The transfer of responsibility from the Commerce Commission to FMA will take place from 1 July, including the transfer of experienced CCCFA staff from the commission.
FMA executive director Clare Bolingford said the FMA would use its full range of regulatory and enforcement powers to deal with misconduct, though the focus was on engagement with industry.
“As an engagement-led regulator, we’ll work closely with lenders and industry stakeholders to ensure the financial services sector delivers fair outcomes and earns the trust of businesses, consumers, and investors,” she said.
“This isn’t just a change in oversight - it’s a move toward a more connected and coordinated approach to regulating financial market conduct. By aligning credit regulation with broader financial services, we’re creating a framework that better supports responsible lending and consumer protection.”
Among the measures were changes to licensing of non-bank lenders, who currently account for about 90 percent of a total estimate of 500 lenders.
Existing non-bank lenders would automatically be licenced by the FMA, though new lenders would need to apply for a licence.
“Introducing a licensing regime for lenders will give the FMA more ways to monitor and supervise lending activity, and will provide a wider set of regulatory tools to support effective oversight,” Bolingford said.
“It provides us with the opportunity to be that full service conduct regulator and financial services for all New Zealanders.
“We’re very excited about the opportunity to really make a difference in this sector for customers and to really ensure that the industry is being regulated in a proportionate way and in a way where that they can deliver great services for New Zealanders as well.”
Among the measures were the FMA’s ability to issue stop-orders, which had immediate effect.
“These are things that the Commerce Commission didn’t have before, which enables us to be quicker at responding where we do see misconduct rather than necessarily taking everything through litigation, which can be quite a long and drawn-out process to actually get remediation for customers when something’s gone wrong.”
She said the FMA had been working with the commission over the past couple of years in preparation for the transition of regulatory responsibilities.
“As we approach 1 July, the FMA and Commerce Commission continue to work together to ensure a seamless transition.

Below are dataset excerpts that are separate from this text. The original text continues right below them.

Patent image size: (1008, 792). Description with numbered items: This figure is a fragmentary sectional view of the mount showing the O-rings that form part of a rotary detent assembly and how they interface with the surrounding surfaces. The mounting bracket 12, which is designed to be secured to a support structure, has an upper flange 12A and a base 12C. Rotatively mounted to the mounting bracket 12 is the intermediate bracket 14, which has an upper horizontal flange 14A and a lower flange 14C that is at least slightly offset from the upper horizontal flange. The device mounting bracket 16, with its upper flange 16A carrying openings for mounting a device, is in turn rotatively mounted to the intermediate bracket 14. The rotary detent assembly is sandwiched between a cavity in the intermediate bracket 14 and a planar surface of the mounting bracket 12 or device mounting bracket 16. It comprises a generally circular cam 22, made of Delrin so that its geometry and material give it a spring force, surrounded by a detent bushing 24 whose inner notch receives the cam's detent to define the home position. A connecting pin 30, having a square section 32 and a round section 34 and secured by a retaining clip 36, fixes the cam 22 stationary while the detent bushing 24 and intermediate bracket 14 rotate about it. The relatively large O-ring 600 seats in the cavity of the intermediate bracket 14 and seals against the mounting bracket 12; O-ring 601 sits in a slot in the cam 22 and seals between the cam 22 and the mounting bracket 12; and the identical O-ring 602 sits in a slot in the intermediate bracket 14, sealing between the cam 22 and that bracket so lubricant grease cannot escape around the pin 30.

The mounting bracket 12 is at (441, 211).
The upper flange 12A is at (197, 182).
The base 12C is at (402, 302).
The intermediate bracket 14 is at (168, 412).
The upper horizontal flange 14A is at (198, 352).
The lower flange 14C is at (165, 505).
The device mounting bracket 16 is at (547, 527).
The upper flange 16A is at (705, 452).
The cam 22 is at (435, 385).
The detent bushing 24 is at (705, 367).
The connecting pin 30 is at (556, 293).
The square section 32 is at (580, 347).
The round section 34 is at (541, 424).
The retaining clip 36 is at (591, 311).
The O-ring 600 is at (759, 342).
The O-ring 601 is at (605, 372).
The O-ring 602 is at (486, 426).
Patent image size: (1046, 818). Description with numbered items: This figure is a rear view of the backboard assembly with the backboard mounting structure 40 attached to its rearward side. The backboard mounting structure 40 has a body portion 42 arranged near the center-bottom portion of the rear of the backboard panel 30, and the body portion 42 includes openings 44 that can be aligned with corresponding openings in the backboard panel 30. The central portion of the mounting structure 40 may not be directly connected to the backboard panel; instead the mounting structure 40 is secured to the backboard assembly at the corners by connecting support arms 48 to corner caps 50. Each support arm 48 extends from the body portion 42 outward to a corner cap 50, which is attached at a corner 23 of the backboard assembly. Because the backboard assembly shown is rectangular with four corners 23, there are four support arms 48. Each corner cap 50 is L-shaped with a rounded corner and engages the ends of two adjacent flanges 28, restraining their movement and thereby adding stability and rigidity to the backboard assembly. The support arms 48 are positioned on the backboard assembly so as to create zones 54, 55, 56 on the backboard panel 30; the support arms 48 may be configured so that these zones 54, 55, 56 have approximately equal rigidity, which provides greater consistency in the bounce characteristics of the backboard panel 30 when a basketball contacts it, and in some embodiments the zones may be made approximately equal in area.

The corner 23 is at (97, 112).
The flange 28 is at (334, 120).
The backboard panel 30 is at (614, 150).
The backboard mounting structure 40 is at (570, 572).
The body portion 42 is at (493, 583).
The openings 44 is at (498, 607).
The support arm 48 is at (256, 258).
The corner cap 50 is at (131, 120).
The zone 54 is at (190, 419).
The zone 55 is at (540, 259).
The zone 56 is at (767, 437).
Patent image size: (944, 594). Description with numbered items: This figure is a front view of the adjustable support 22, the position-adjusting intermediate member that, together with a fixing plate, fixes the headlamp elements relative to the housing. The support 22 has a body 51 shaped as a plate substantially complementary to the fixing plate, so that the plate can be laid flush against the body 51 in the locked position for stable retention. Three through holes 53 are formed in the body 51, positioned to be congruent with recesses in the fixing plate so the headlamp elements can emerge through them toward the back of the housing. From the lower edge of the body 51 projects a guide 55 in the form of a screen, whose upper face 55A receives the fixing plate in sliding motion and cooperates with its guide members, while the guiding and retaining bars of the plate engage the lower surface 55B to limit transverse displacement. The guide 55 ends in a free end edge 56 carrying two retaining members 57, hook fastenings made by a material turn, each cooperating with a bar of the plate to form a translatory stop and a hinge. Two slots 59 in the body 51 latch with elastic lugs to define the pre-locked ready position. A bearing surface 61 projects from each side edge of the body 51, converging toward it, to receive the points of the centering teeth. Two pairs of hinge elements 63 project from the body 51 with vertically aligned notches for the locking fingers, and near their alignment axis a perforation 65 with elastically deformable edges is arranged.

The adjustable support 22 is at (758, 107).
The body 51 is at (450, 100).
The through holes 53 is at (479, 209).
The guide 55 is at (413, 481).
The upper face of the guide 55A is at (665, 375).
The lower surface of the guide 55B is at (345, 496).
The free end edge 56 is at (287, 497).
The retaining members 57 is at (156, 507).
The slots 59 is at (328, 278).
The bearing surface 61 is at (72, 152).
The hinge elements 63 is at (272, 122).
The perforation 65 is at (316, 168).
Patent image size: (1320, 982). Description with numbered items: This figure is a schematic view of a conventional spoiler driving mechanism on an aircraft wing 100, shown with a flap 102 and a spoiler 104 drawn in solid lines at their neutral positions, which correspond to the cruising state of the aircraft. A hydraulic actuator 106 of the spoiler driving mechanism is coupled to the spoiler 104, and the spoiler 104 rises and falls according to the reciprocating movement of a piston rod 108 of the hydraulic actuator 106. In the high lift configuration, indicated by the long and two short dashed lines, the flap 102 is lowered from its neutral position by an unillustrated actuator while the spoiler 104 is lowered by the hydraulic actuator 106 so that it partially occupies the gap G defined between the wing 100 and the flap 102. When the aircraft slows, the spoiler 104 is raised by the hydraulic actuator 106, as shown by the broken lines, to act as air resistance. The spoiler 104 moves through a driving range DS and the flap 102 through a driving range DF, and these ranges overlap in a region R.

“We’ve also put in place robust governance and security protocols to manage the transfer of information from the Commerce Commission, ensuring that data integrity and privacy are protected every step of the way.”
Background
The CCCFA is a controversial piece of legislation which has been reviewed and amended several times since it was first introduced in the mid-70s.
A tightening up of disclosure rules in 2021 led to unintended consequences, with mainstream lenders becoming far more cautious and denying loans to people and businesses with previously good credit records.
Those concerns resulted in further amendments to the CCCFA in 2024, which gave banks more flexibility and discretion in making loans.
The latest Credit Contracts and Consumer Finance Amendment Bill transfers the regulatory responsibility for the Credit Contracts and Consumer Finance Act 2003 (CCCFA) to the FMA.